Yenilikçi ve atılımcı projeleriniz nelerdir?
-Proje geliştiren ve değerlendiren bir sistemi profesyonelce yürüten ve BAP’ın da dâhil olduğu güçlü bir Proje Ofisi kurulacaktır.
-Şehir ve üniversite olarak güçlü olduğumuz alanlarda mükemmeliyet merkezlerinin kurulması için çalışılacaktır. “Kış Sporları” ve “Hayat Boyu Öğrenme” Mükemmeliyet Merkezleri, örnek olarak düşünülebilir.
-Koruyucu hekimliği öne çıkaran ve sağlıklı yaşam konularında toplumu bilinçlendirmeyi misyon edinen bir Kamu Sağlığı Eğitim Merkezi ve/veya Fakültesi kurulacaktır.

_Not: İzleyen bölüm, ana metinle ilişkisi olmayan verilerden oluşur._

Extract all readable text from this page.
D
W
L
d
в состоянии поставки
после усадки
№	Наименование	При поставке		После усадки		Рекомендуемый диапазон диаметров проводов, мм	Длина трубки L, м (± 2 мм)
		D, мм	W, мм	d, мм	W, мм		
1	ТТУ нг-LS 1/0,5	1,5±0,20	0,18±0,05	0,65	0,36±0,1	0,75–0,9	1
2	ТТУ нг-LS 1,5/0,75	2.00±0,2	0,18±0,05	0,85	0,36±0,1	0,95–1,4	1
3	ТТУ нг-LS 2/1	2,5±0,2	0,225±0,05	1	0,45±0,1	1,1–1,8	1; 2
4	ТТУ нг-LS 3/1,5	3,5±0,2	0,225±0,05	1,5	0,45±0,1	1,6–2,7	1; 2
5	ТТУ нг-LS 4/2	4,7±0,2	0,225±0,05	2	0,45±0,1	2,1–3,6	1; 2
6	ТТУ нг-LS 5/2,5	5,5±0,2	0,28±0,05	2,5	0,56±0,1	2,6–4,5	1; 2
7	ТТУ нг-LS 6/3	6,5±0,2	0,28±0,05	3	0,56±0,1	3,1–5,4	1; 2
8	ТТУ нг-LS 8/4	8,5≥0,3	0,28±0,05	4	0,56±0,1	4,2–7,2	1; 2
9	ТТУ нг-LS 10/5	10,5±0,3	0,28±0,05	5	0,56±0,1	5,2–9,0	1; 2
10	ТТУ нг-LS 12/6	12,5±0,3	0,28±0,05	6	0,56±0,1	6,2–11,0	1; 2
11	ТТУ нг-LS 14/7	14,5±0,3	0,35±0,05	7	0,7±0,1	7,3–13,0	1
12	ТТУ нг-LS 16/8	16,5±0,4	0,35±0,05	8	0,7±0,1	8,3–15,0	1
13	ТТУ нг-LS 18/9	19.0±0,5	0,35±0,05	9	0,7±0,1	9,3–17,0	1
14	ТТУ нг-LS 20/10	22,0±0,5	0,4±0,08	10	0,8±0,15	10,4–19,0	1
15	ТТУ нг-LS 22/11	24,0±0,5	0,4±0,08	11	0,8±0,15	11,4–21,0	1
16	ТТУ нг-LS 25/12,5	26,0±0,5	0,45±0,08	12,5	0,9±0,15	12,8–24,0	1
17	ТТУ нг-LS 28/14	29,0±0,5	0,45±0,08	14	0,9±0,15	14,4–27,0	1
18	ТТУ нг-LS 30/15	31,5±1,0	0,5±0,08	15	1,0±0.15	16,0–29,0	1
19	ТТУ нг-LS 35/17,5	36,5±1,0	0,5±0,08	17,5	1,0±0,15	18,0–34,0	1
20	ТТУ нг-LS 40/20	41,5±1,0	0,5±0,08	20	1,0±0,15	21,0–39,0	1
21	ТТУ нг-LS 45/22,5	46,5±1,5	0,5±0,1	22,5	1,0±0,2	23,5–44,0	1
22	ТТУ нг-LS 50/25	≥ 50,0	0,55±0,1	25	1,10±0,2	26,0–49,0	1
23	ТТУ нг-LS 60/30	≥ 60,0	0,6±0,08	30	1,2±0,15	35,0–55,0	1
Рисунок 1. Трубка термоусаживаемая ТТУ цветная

-Atatürk Üniversitesini tercih eden her öğrenciye, istediği ve çaba gösterdiği takdirde mezun olduğunda İngilizceyi kullanabilecek becerileri kazandıran bir Dil Eğitimi Sistemi kurulacaktır. Ayrıca yine isteyen her öğrenci, bir bölge dilini (Arapça, Rusça, Farsça ve Çince) öğrenme imkânına sahip olacaktır.
-Avrasya’da Mühendislik, Kafkaslarda Türk Dili, Afrika’da Ziraat alanında Atatürk Üniversitesinin Butik Kampüsleri kurularak uluslararasılaşma adına önemli bir adım atılacaktır.

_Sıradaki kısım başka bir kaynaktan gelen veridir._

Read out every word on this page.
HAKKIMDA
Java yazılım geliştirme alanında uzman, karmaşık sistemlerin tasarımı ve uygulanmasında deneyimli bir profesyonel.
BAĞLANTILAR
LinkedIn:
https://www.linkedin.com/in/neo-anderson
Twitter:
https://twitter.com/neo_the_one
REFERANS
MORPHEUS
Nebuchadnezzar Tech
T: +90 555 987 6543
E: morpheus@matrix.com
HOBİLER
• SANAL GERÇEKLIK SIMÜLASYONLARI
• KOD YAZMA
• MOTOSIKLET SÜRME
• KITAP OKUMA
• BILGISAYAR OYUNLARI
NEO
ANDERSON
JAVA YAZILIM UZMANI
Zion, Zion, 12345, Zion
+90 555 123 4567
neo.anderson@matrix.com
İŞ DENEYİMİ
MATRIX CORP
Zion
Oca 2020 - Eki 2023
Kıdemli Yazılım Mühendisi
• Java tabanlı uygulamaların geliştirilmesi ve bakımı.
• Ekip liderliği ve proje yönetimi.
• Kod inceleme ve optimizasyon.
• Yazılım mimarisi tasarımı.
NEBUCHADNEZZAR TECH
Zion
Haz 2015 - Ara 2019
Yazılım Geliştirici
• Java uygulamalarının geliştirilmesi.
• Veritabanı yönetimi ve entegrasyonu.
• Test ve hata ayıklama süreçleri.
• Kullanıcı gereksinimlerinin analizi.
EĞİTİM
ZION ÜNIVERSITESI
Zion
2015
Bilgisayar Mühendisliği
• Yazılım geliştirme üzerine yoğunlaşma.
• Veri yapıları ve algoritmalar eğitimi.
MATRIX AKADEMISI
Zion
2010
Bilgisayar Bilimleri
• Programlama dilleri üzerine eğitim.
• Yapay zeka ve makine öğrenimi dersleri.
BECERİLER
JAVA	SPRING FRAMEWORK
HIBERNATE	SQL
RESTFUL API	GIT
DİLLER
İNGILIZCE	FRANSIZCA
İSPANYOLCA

-Devam eden Doğu Anadolu İleri teknoloji Uygulama ve Araştırma Merkezi (DAYTAM), Doğu Anadolu Gözlemevi ve Bilim, Müze, Doğa, Tarih ve Eğitim Parkı gibi projelerin hızla tamamlanması ve etkin kullanımı için gerekli çabalar gösterilecektir.
“Üniversitemizin geleceği için hep birlikte en doğru kararı verelim”

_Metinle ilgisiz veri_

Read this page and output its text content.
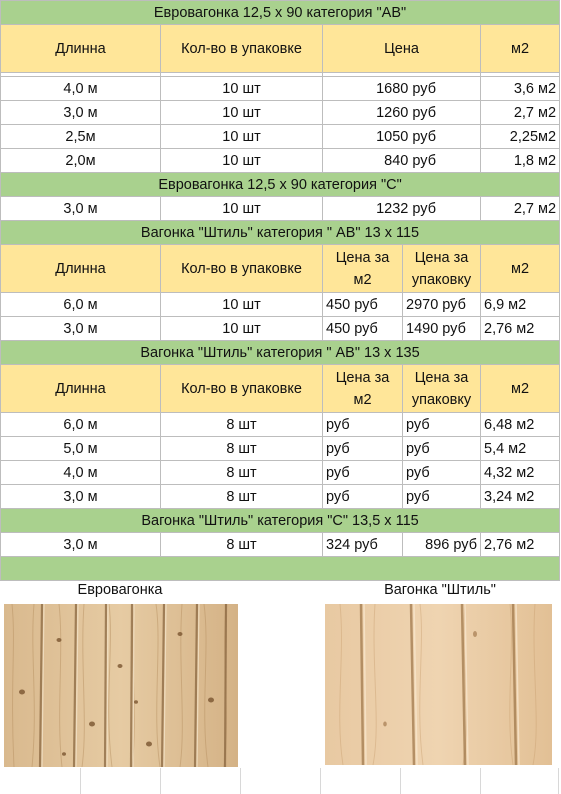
Евровагонка 12,5 х 90 категория "АВ"				
Длинна	Кол-во в упаковке	Цена		м2

4,0 м	10 шт	1680 руб		3,6 м2
3,0 м	10 шт	1260 руб		2,7 м2
2,5м	10 шт	1050 руб		2,25м2
2,0м	10 шт	840 руб		1,8 м2
Евровагонка 12,5 х 90 категория "С"				
3,0 м	10 шт	1232 руб		2,7 м2
Вагонка "Штиль" категория " АВ" 13 х 115				
Длинна	Кол-во в упаковке	Цена за м2	Цена за упаковку	м2
6,0 м	10 шт	450 руб	2970 руб	6,9 м2
3,0 м	10 шт	450 руб	1490 руб	2,76 м2
Вагонка "Штиль" категория " АВ" 13 х 135				
Длинна	Кол-во в упаковке	Цена за м2	Цена за упаковку	м2
6,0 м	8 шт	руб	руб	6,48 м2
5,0 м	8 шт	руб	руб	5,4 м2
4,0 м	8 шт	руб	руб	4,32 м2
3,0 м	8 шт	руб	руб	3,24 м2
Вагонка "Штиль" категория "С" 13,5 х 115				
3,0 м	8 шт	324 руб	896 руб	2,76 м2

Евровагонка	Вагонка "Штиль"
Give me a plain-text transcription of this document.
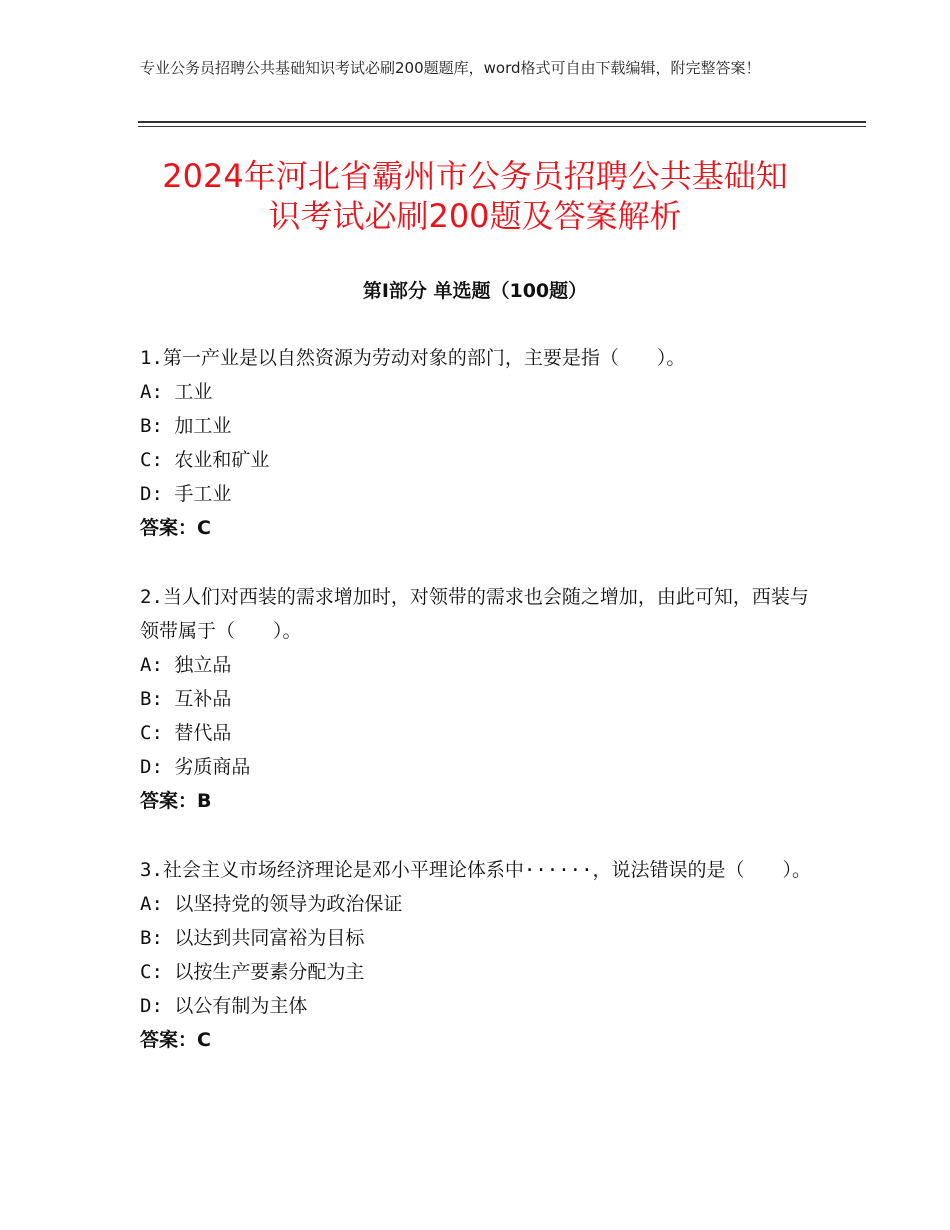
专业公务员招聘公共基础知识考试必刷200题题库，word格式可自由下载编辑，附完整答案！
2024年河北省霸州市公务员招聘公共基础知
识考试必刷200题及答案解析
第Ⅰ部分 单选题（100题）

1.第一产业是以自然资源为劳动对象的部门，主要是指（　　）。

A: 工业

B: 加工业

C: 农业和矿业

D: 手工业

答案：C

2.当人们对西装的需求增加时，对领带的需求也会随之增加，由此可知，西装与领带属于（　　）。

A: 独立品

B: 互补品

C: 替代品

D: 劣质商品

答案：B

3.社会主义市场经济理论是邓小平理论体系中······，说法错误的是（　　）。

A: 以坚持党的领导为政治保证

B: 以达到共同富裕为目标

C: 以按生产要素分配为主

D: 以公有制为主体

答案：C
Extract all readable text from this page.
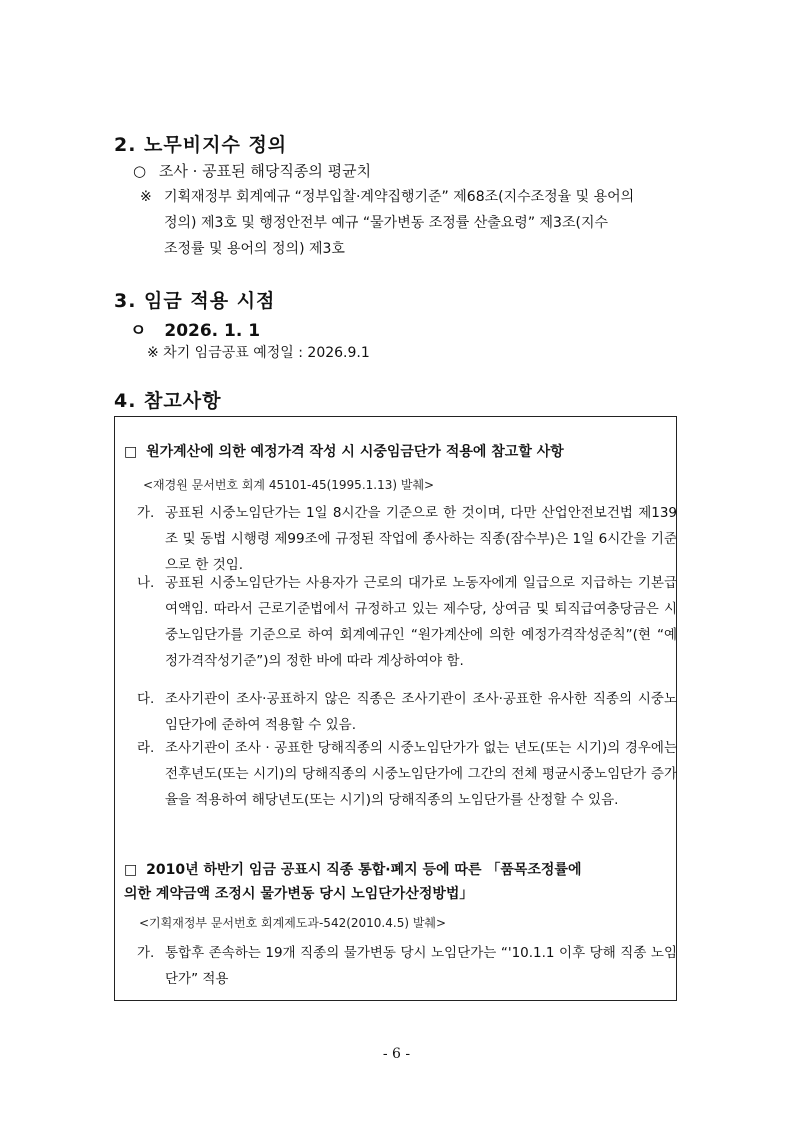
2. 노무비지수 정의
○ 조사 · 공표된 해당직종의 평균치
※ 기획재정부 회계예규 “정부입찰·계약집행기준” 제68조(지수조정율 및 용어의
정의) 제3호 및 행정안전부 예규 “물가변동 조정률 산출요령” 제3조(지수
조정률 및 용어의 정의) 제3호
3. 임금 적용 시점
ㅇ 2026. 1. 1
※ 차기 임금공표 예정일 : 2026.9.1
4. 참고사항
□ 원가계산에 의한 예정가격 작성 시 시중임금단가 적용에 참고할 사항
<재경원 문서번호 회계 45101-45(1995.1.13) 발췌>
가. 공표된 시중노임단가는 1일 8시간을 기준으로 한 것이며, 다만 산업안전보건법 제139조 및 동법 시행령 제99조에 규정된 작업에 종사하는 직종(잠수부)은 1일 6시간을 기준으로 한 것임.
나. 공표된 시중노임단가는 사용자가 근로의 대가로 노동자에게 일급으로 지급하는 기본급여액임. 따라서 근로기준법에서 규정하고 있는 제수당, 상여금 및 퇴직급여충당금은 시중노임단가를 기준으로 하여 회계예규인 “원가계산에 의한 예정가격작성준칙”(현 “예정가격작성기준”)의 정한 바에 따라 계상하여야 함.
다. 조사기관이 조사·공표하지 않은 직종은 조사기관이 조사·공표한 유사한 직종의 시중노임단가에 준하여 적용할 수 있음.
라. 조사기관이 조사 · 공표한 당해직종의 시중노임단가가 없는 년도(또는 시기)의 경우에는 전후년도(또는 시기)의 당해직종의 시중노임단가에 그간의 전체 평균시중노임단가 증가율을 적용하여 해당년도(또는 시기)의 당해직종의 노임단가를 산정할 수 있음.
□ 2010년 하반기 임금 공표시 직종 통합·폐지 등에 따른 「품목조정률에
의한 계약금액 조정시 물가변동 당시 노임단가산정방법」
<기획재정부 문서번호 회계제도과-542(2010.4.5) 발췌>
가. 통합후 존속하는 19개 직종의 물가변동 당시 노임단가는 “'10.1.1 이후 당해 직종 노임단가” 적용
- 6 -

Rektörlük seçim süreci ve atama süreçleri sonucu görev alacak Rektör’ün üniversite vizyonu, birikimi, deneyimleri, iş odaklı olması, üniversitenin tüm potansiyelini harekete geçirebilme anlamında yönetme kabiliyeti, bu özelliklere sahip bir ekip oluşturabilme başarısı, üniversitemizi çok iyi bir konuma taşıyabileceğine olan inancı, üniversiteyi uluslararası arenaya taşıyabilme becerisi, üniversiteyi hem yurt içinde hem de yurtdışında temsil edebilme kabiliyeti ve kendini bu amaçlara vakfedebilmesi üniversitemizin geleceği açısından çok önemlidir. Bu anlamda; “Üniversitemizin geleceği için hep birlikte en doğru kararı verelim” diyorum. Doğru kararlar bilgiye dayalı olarak verilir. Rektör adayı olarak nasıl ki kendi hakkımda tüm öğretim üyelerini bilgilendirme anlamında son altı aydır önceleri az yoğunluklu sonraları çok yoğunluklu olarak çok ciddi bir çaba içerisindeysem, öğretim üyesi arkadaşlarımızın da bilgiye dayalı doğru karar vermek için önemli bir çaba içinde olduklarından eminim. Rektör adaylığım ile ilgili çok daha detaylı bilgi için web sayfam www.fahriyavuz.com ziyaret edilebilir. Sonucun, üniversitemiz, şehrimiz, bölgemiz ve ülkemiz için şimdiden hayırlı olmasını dilerim. HAYDİ, ATATÜRK ÜNİVERSİTESİ EL VER.